Хотя видно мне было только руку да спину, на которой топорщился новый казенный халат, чувствовалось, что женщина в больших годах. Рука у нее будто высечена из гранита и высечена столь тщательно, что видны каждая жилка и жилочка. Кажется, тряхни птичница рукой — и пальцы застучат. Удивительно, как могли эти руки делать такие плавные, как бы певучие движения!
Птичница вытряхнула на ладонь остатки овса, широким взмахом старого сеятеля бросила его впереди себя. Меня что-то встревожило. Я где-то видел такую же руку…
Птичница поправила на голове домашний цветастый платок, который она, по-видимому, носила наперекор инструкциям, и стала рассказывать посетителям выставки о курах, которые торопливо работали клювами, рассыпая дробящийся перестук.
— Из какой области, мамаша? — спросил я, когда птичница выговорилась.
— Калужской. Бывали?
— Доводилось. Воевал в ваших краях. Может, и деревню вашу у немцев отбивал?

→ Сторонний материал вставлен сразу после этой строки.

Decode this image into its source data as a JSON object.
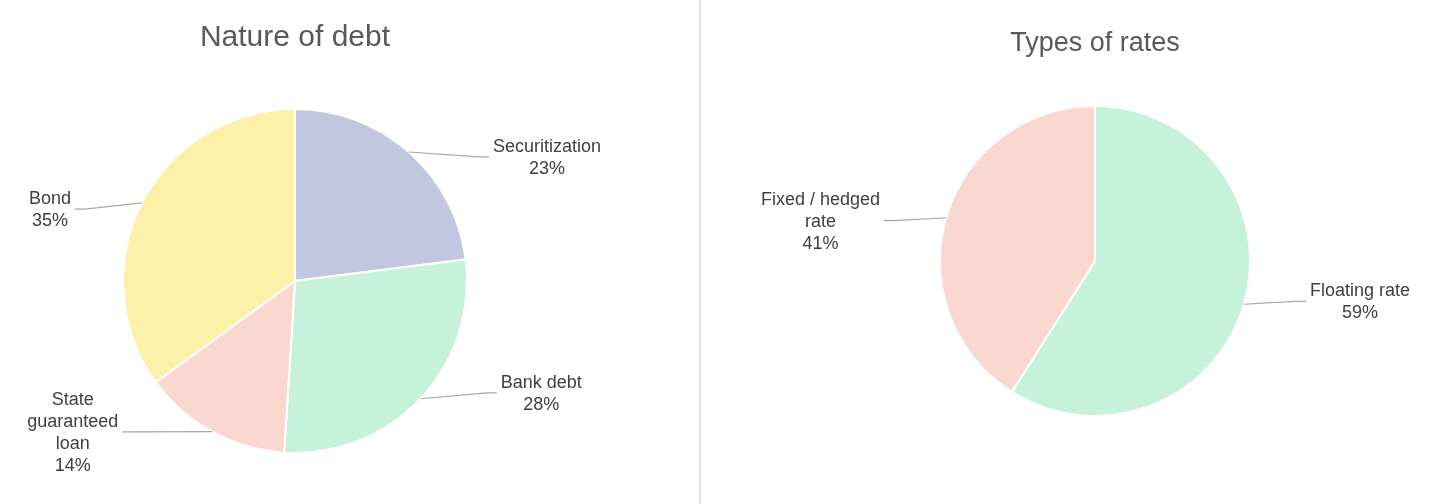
{
  "chart_data": [
    {
      "type": "pie",
      "title": "Nature of debt",
      "categories": [
        "Securitization",
        "Bank debt",
        "State guaranteed loan",
        "Bond"
      ],
      "values": [
        23,
        28,
        14,
        35
      ],
      "colors": [
        "#c2c7e0",
        "#c6f1da",
        "#fad8cf",
        "#fdf0a8"
      ],
      "value_labels": [
        "23%",
        "28%",
        "14%",
        "35%"
      ]
    },
    {
      "type": "pie",
      "title": "Types of rates",
      "categories": [
        "Floating rate",
        "Fixed / hedged rate"
      ],
      "values": [
        59,
        41
      ],
      "colors": [
        "#c6f1da",
        "#fad8cf"
      ],
      "value_labels": [
        "59%",
        "41%"
      ]
    }
  ]
}
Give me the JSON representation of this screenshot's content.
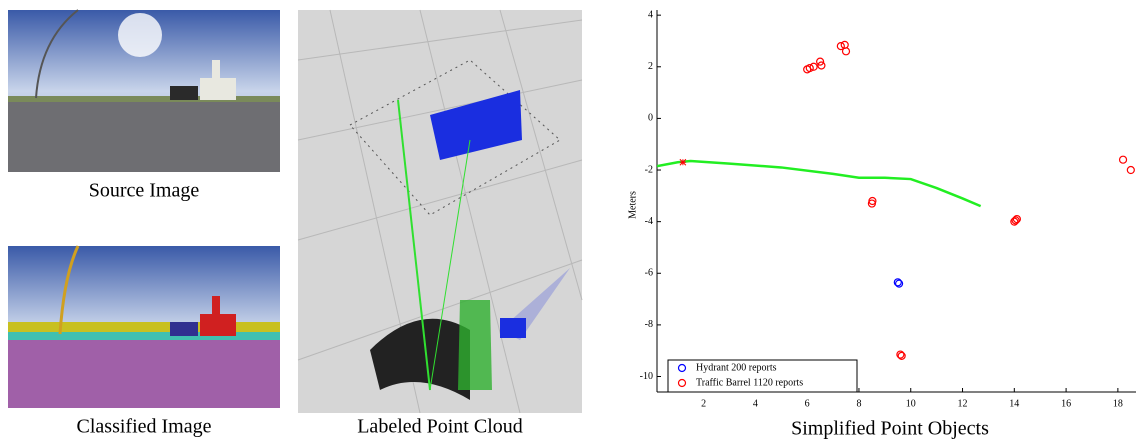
{
  "captions": {
    "source": "Source Image",
    "classified": "Classified Image",
    "cloud": "Labeled Point Cloud"
  },
  "chart_data": {
    "type": "scatter",
    "title": "Simplified Point Objects",
    "ylabel": "Meters",
    "xlim": [
      0.2,
      18.7
    ],
    "ylim": [
      -10.6,
      4.2
    ],
    "xticks": [
      2,
      4,
      6,
      8,
      10,
      12,
      14,
      16,
      18
    ],
    "yticks": [
      -10,
      -8,
      -6,
      -4,
      -2,
      0,
      2,
      4
    ],
    "legend": "lower left",
    "series": [
      {
        "name": "Hydrant 200 reports",
        "color": "#0000ff",
        "x": [
          9.5,
          9.55
        ],
        "values": [
          -6.35,
          -6.4
        ]
      },
      {
        "name": "Traffic Barrel 1120 reports",
        "color": "#ff0000",
        "x": [
          6.0,
          6.1,
          6.25,
          6.5,
          6.55,
          7.3,
          7.45,
          7.5,
          8.5,
          8.52,
          14.0,
          14.1,
          14.05,
          9.6,
          9.65,
          18.2,
          18.5
        ],
        "values": [
          1.9,
          1.95,
          2.0,
          2.2,
          2.05,
          2.8,
          2.85,
          2.6,
          -3.3,
          -3.2,
          -4.0,
          -3.9,
          -3.95,
          -9.15,
          -9.2,
          -1.6,
          -2.0
        ]
      }
    ],
    "path": {
      "color": "#22ee22",
      "x": [
        0.2,
        1.0,
        1.5,
        3.0,
        5.0,
        7.0,
        8.0,
        9.0,
        10.0,
        11.0,
        12.0,
        12.7
      ],
      "values": [
        -1.85,
        -1.7,
        -1.65,
        -1.75,
        -1.9,
        -2.15,
        -2.3,
        -2.3,
        -2.35,
        -2.7,
        -3.1,
        -3.4
      ]
    },
    "start_marker": {
      "color": "#ff0000",
      "x": [
        1.2
      ],
      "values": [
        -1.7
      ]
    }
  }
}
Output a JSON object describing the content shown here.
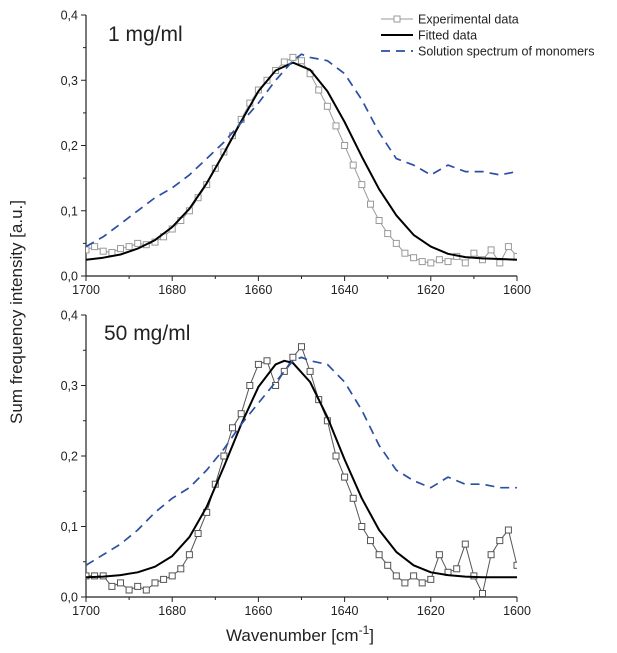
{
  "chart_data": [
    {
      "type": "line",
      "panel_label": "1 mg/ml",
      "xlim": [
        1700,
        1600
      ],
      "ylim": [
        0.0,
        0.4
      ],
      "xticks": [
        "1700",
        "1680",
        "1660",
        "1640",
        "1620",
        "1600"
      ],
      "yticks": [
        "0,0",
        "0,1",
        "0,2",
        "0,3",
        "0,4"
      ],
      "legend": {
        "placement": "top-right",
        "entries": [
          "Experimental data",
          "Fitted data",
          "Solution spectrum of monomers"
        ]
      },
      "series": [
        {
          "name": "Experimental data",
          "style": "gray line with open squares",
          "color": "#999999",
          "x": [
            1700,
            1698,
            1696,
            1694,
            1692,
            1690,
            1688,
            1686,
            1684,
            1682,
            1680,
            1678,
            1676,
            1674,
            1672,
            1670,
            1668,
            1666,
            1664,
            1662,
            1660,
            1658,
            1656,
            1654,
            1652,
            1650,
            1648,
            1646,
            1644,
            1642,
            1640,
            1638,
            1636,
            1634,
            1632,
            1630,
            1628,
            1626,
            1624,
            1622,
            1620,
            1618,
            1616,
            1614,
            1612,
            1610,
            1608,
            1606,
            1604,
            1602,
            1600
          ],
          "y": [
            0.04,
            0.045,
            0.038,
            0.036,
            0.042,
            0.045,
            0.05,
            0.048,
            0.052,
            0.06,
            0.072,
            0.085,
            0.1,
            0.12,
            0.14,
            0.165,
            0.19,
            0.215,
            0.24,
            0.265,
            0.285,
            0.3,
            0.315,
            0.328,
            0.335,
            0.33,
            0.31,
            0.285,
            0.26,
            0.23,
            0.2,
            0.17,
            0.14,
            0.11,
            0.085,
            0.065,
            0.05,
            0.035,
            0.028,
            0.022,
            0.02,
            0.025,
            0.022,
            0.03,
            0.02,
            0.035,
            0.025,
            0.04,
            0.02,
            0.045,
            0.03
          ]
        },
        {
          "name": "Fitted data",
          "style": "solid black line",
          "color": "#000000",
          "x": [
            1700,
            1696,
            1692,
            1688,
            1684,
            1680,
            1676,
            1672,
            1668,
            1664,
            1660,
            1656,
            1652,
            1648,
            1644,
            1640,
            1636,
            1632,
            1628,
            1624,
            1620,
            1616,
            1612,
            1608,
            1604,
            1600
          ],
          "y": [
            0.025,
            0.028,
            0.033,
            0.042,
            0.055,
            0.075,
            0.103,
            0.142,
            0.188,
            0.237,
            0.283,
            0.315,
            0.327,
            0.316,
            0.283,
            0.236,
            0.183,
            0.133,
            0.093,
            0.063,
            0.045,
            0.034,
            0.029,
            0.027,
            0.026,
            0.025
          ]
        },
        {
          "name": "Solution spectrum of monomers",
          "style": "dashed blue line",
          "color": "#2b4fa3",
          "x": [
            1700,
            1696,
            1692,
            1688,
            1684,
            1680,
            1676,
            1672,
            1668,
            1664,
            1660,
            1656,
            1652,
            1650,
            1648,
            1644,
            1640,
            1636,
            1632,
            1628,
            1624,
            1620,
            1616,
            1612,
            1608,
            1604,
            1600
          ],
          "y": [
            0.045,
            0.06,
            0.08,
            0.1,
            0.12,
            0.135,
            0.155,
            0.18,
            0.205,
            0.235,
            0.265,
            0.3,
            0.33,
            0.34,
            0.335,
            0.33,
            0.31,
            0.27,
            0.22,
            0.18,
            0.17,
            0.155,
            0.17,
            0.16,
            0.16,
            0.155,
            0.16
          ]
        }
      ]
    },
    {
      "type": "line",
      "panel_label": "50 mg/ml",
      "xlim": [
        1700,
        1600
      ],
      "ylim": [
        0.0,
        0.4
      ],
      "xticks": [
        "1700",
        "1680",
        "1660",
        "1640",
        "1620",
        "1600"
      ],
      "yticks": [
        "0,0",
        "0,1",
        "0,2",
        "0,3",
        "0,4"
      ],
      "series": [
        {
          "name": "Experimental data",
          "style": "dark gray line with open squares",
          "color": "#555555",
          "x": [
            1700,
            1698,
            1696,
            1694,
            1692,
            1690,
            1688,
            1686,
            1684,
            1682,
            1680,
            1678,
            1676,
            1674,
            1672,
            1670,
            1668,
            1666,
            1664,
            1662,
            1660,
            1658,
            1656,
            1654,
            1652,
            1650,
            1648,
            1646,
            1644,
            1642,
            1640,
            1638,
            1636,
            1634,
            1632,
            1630,
            1628,
            1626,
            1624,
            1622,
            1620,
            1618,
            1616,
            1614,
            1612,
            1610,
            1608,
            1606,
            1604,
            1602,
            1600
          ],
          "y": [
            0.03,
            0.03,
            0.03,
            0.015,
            0.02,
            0.01,
            0.015,
            0.01,
            0.02,
            0.025,
            0.03,
            0.04,
            0.06,
            0.09,
            0.12,
            0.16,
            0.2,
            0.24,
            0.26,
            0.3,
            0.33,
            0.335,
            0.3,
            0.32,
            0.34,
            0.355,
            0.32,
            0.28,
            0.25,
            0.2,
            0.17,
            0.14,
            0.1,
            0.08,
            0.06,
            0.045,
            0.03,
            0.02,
            0.03,
            0.02,
            0.025,
            0.06,
            0.035,
            0.04,
            0.075,
            0.03,
            0.005,
            0.06,
            0.08,
            0.095,
            0.045
          ]
        },
        {
          "name": "Fitted data",
          "style": "solid black line",
          "color": "#000000",
          "x": [
            1700,
            1696,
            1692,
            1688,
            1684,
            1680,
            1676,
            1672,
            1668,
            1664,
            1660,
            1656,
            1654,
            1652,
            1648,
            1644,
            1640,
            1636,
            1632,
            1628,
            1624,
            1620,
            1616,
            1612,
            1608,
            1604,
            1600
          ],
          "y": [
            0.028,
            0.029,
            0.031,
            0.035,
            0.043,
            0.058,
            0.085,
            0.128,
            0.185,
            0.245,
            0.298,
            0.33,
            0.335,
            0.332,
            0.305,
            0.255,
            0.195,
            0.14,
            0.095,
            0.064,
            0.045,
            0.035,
            0.031,
            0.029,
            0.028,
            0.028,
            0.028
          ]
        },
        {
          "name": "Solution spectrum of monomers",
          "style": "dashed blue line",
          "color": "#2b4fa3",
          "x": [
            1700,
            1696,
            1692,
            1688,
            1684,
            1680,
            1676,
            1672,
            1668,
            1664,
            1660,
            1656,
            1652,
            1650,
            1648,
            1644,
            1640,
            1636,
            1632,
            1628,
            1624,
            1620,
            1616,
            1612,
            1608,
            1604,
            1600
          ],
          "y": [
            0.045,
            0.06,
            0.075,
            0.095,
            0.12,
            0.14,
            0.155,
            0.18,
            0.21,
            0.245,
            0.275,
            0.305,
            0.335,
            0.34,
            0.335,
            0.33,
            0.305,
            0.265,
            0.215,
            0.18,
            0.165,
            0.155,
            0.17,
            0.16,
            0.16,
            0.155,
            0.155
          ]
        }
      ]
    }
  ],
  "shared": {
    "ylabel": "Sum frequency intensity [a.u.]",
    "xlabel_main": "Wavenumber [cm",
    "xlabel_superscript": "-1",
    "xlabel_close": "]"
  },
  "colors": {
    "axis": "#222222",
    "exp_1": "#999999",
    "exp_50": "#555555",
    "fit": "#000000",
    "solution": "#2b4fa3"
  }
}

Она назвала деревню. Нет, не приходилось мне бывать в этой деревне. Но я отчетливо вспомнил такое же лицо в сухих морщинах, с глубоко сидящими глазами василькового цвета. И я сказал птичнице те самые слова, которые должны были прийти первыми, если бы мне довелось когда-нибудь встретить ту женщину:
— Перемололось, значит, все?
Она истолковала мой вопрос по-своему.
— А как же! Все перемололось, на выставку вот с курями попала, — негромко и напевно отозвалась она, — хлебца тоже поболе получаем теперь.

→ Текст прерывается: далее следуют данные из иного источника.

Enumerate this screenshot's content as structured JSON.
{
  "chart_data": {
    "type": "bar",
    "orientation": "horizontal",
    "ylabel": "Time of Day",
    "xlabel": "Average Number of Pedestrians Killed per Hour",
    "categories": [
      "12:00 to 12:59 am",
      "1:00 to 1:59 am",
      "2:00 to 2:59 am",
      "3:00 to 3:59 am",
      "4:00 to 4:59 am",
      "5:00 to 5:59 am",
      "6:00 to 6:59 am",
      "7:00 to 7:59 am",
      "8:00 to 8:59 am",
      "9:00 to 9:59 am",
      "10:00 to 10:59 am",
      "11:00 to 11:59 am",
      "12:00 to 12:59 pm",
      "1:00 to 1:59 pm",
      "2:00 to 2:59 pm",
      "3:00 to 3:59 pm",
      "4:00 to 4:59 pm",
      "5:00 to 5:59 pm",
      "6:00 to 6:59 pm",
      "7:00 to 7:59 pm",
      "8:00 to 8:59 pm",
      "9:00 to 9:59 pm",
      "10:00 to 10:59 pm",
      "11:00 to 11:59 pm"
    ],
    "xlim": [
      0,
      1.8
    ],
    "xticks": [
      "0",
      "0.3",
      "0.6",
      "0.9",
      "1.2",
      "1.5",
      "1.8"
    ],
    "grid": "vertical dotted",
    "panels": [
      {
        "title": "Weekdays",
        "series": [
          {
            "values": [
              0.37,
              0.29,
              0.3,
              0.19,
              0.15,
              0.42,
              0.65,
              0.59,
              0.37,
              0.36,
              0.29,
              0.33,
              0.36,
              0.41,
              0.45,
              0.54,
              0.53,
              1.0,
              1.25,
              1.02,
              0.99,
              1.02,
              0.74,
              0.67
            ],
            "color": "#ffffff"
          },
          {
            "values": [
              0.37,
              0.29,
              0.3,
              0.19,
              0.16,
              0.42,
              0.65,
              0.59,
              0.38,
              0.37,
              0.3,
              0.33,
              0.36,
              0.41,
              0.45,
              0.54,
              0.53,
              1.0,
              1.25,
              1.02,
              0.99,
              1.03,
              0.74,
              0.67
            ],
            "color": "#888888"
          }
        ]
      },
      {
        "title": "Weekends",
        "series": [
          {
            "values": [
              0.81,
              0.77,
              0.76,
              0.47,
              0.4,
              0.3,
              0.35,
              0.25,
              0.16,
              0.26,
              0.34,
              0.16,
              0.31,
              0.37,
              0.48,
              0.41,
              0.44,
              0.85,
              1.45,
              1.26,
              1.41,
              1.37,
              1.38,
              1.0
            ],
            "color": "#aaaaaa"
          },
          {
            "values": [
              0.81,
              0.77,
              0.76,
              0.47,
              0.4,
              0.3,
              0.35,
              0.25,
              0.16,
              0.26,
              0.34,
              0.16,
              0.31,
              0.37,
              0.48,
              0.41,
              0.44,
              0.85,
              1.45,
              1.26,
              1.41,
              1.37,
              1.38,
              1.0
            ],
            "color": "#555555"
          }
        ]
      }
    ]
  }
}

И было в ее коротком ответе столько спокойствия, что за этими скупыми словами угадывался другой, более глубокий смысл: а иначе, мол, и быть не могло. Сколько войн, пожаров полыхало на Руси, а она трудами народными стояла и стоит.
Птичница снова занялась своими делами, а я смотрел и смотрел на нее, на эту женщину с выцветшими глазами, в глубине которых еще различался васильковый цвет.
А думал я о той женщине, которую тяжелое железное колесо войны переехало по самому сердцу…
Я был тогда совсем молодым. Помнится, незадолго до встречи, о которой хочу рассказать, первый раз побрила меня госпитальная парикмахерша. Побрила, как впоследствии выяснилось, из особой ко мне симпатии. В ту пору на моем лице еще волосинка за волосинкой бегала с дубинкой. Но, видно, у парикмахерши была легкая рука. После того, как покудесничала она, пошла растительность буйствовать на моем лице, и ныне, если с неделю не побреюсь, родные дети не узнают.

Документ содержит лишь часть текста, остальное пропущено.